3  -  Signes cliniques

3 . 1  -  Présentation clinique initiale habituelle

Les signes cliniques initiaux habituellement rencontrés sont les suivants :

  • début rapide ou explosif (quelques semaines), « le coup de tonnerre dans un ciel calme » ;
  • syndrome cardinal (polyuro-polydypsie, amaigrissement, polyphagie) ;
  • troubles visuels transitoires (anomalies de la réfraction, constatées surtout dans les jours qui suivent la normalisation glycémique après introduction de l’insuline) ;
  • examen pauvre : fonte musculaire (quadriceps), exceptionnelle hépatomégalie, recherche de signes d’acidose (dyspnée de Kusmall) ;
  • diagnostic par mesure de la glycémie veineuse (souvent franchement élevée) ;
  • autres éléments, tels que la glycosurie massive et surtout la cétonurie (+++) ;
  • révélation possible par une acidocétose inaugurale.

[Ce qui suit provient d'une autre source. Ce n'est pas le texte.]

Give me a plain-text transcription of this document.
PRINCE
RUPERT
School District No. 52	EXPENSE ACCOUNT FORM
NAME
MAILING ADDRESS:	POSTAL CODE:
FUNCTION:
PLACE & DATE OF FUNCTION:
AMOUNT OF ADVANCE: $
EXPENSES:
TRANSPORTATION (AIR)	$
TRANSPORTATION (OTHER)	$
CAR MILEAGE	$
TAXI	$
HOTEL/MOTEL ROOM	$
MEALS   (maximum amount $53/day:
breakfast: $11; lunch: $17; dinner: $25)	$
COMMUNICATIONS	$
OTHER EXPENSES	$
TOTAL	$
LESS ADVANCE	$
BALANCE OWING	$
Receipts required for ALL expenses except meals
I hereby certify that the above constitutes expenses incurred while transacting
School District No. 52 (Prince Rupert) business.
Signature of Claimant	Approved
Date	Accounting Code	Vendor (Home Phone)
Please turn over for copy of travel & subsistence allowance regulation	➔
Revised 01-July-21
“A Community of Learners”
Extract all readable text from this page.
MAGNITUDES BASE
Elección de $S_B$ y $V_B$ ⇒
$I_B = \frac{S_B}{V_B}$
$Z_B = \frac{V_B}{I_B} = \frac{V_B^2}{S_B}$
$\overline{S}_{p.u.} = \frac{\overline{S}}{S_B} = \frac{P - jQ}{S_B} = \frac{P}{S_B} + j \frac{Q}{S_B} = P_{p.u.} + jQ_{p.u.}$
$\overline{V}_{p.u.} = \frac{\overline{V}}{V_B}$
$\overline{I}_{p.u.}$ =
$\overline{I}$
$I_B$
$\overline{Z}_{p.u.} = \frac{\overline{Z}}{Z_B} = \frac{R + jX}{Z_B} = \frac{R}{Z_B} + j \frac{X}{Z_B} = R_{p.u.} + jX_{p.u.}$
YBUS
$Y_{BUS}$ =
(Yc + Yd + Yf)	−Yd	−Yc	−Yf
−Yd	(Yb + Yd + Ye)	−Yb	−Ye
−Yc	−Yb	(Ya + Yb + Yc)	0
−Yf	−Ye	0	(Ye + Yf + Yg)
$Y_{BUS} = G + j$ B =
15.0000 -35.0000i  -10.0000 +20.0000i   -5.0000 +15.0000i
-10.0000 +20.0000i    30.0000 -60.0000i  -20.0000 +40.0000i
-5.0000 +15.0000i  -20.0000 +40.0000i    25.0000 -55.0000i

Il faut noter que cette forme de début très classique ne résume pas les modes d’entrée dans la maladie, tels que l’hyperglycémie de découverte fortuite, le diabète gestationnel ou le bilan familial, par exemple. En outre, l’augmentation de l’obésité dans les sociétés industrialisées fait que la maigreur peut être absente.

3 . 2  -  Formes du diabète de type 1

1. Formes particulières

Toutes ces autres formes du diabète de type 1 sont résumées dans le tableau 13.III.

a. Diabète de type 1 lent ou LADA

Le début est tardif et progressif, voisin de celui du type 2, mais les anticorps sont positifs (anti-GAD surtout) et le recours à l’insulinothérapie va s’avérer nécessaire en 2 à 10 ans. Le LADA représenterait jusqu’à 10 % des diabètes apparemment de type 2 (données de l’étude United Kingdom prospective diabetes study [UKPDS]) (++).

b. Diabète cétosique de l’Africain

Il s’agit du diabète cétosique du sujet noir d’origine africaine subsaharienne (antillais, africain, noir américain). Le début se caractérise par une décompensation cétosique, suivie, après normalisation de la glycémie, d’une possibilité d’arrêt de l’insuline dans 50 % des cas. Les épisodes de cétose peuvent se répéter, entrecoupés de phases de rémission. L’obésité est inconstante. Les anticorps spécifiques du diabète de type 1 sont négatifs. Le mécanisme de ce diabète demeure méconnu. Une origine virale a été avancée.

2. Autres cas

Il existe le cas du diagnostic tardif au stade de coma acidocétosique, que l’on devrait ne plus voir.

Il peut s’agir également d’un diagnostic préclinique à l’occasion d’une évaluation du risque au sein des fratries. Le dosage additionnel des anticorps anti-ICA, anti-GAD, anti-IA2 et anti-insuline permet de quantifier le risque présenté par ces populations encore indemnes. Par exemple, la présence de 3 auto-anticorps positifs confère un risque proche de 100 % de développer un diabète dans les 5 ans (++). L’analyse des groupes HLA est d’un moindre intérêt du fait de la fréquence des antigènes de susceptibilité dans la population générale (en revanche, l’identification de gènes protecteurs aurait plus d’intérêt pour le calcul du risque). Cette démarche de dépistage est réservée à des centres de recherche car actuellement aucune immunomodulation préventive ne s’est avérée efficace pour empêcher l’apparition du diabète (immunosuppresseurs, insulinothérapie sous-cutanée ou orale, nicotinamide, vaccination BCG, etc.). Une intervention préventive ne peut donc se concevoir que dans le cadre d’un protocole expérimental.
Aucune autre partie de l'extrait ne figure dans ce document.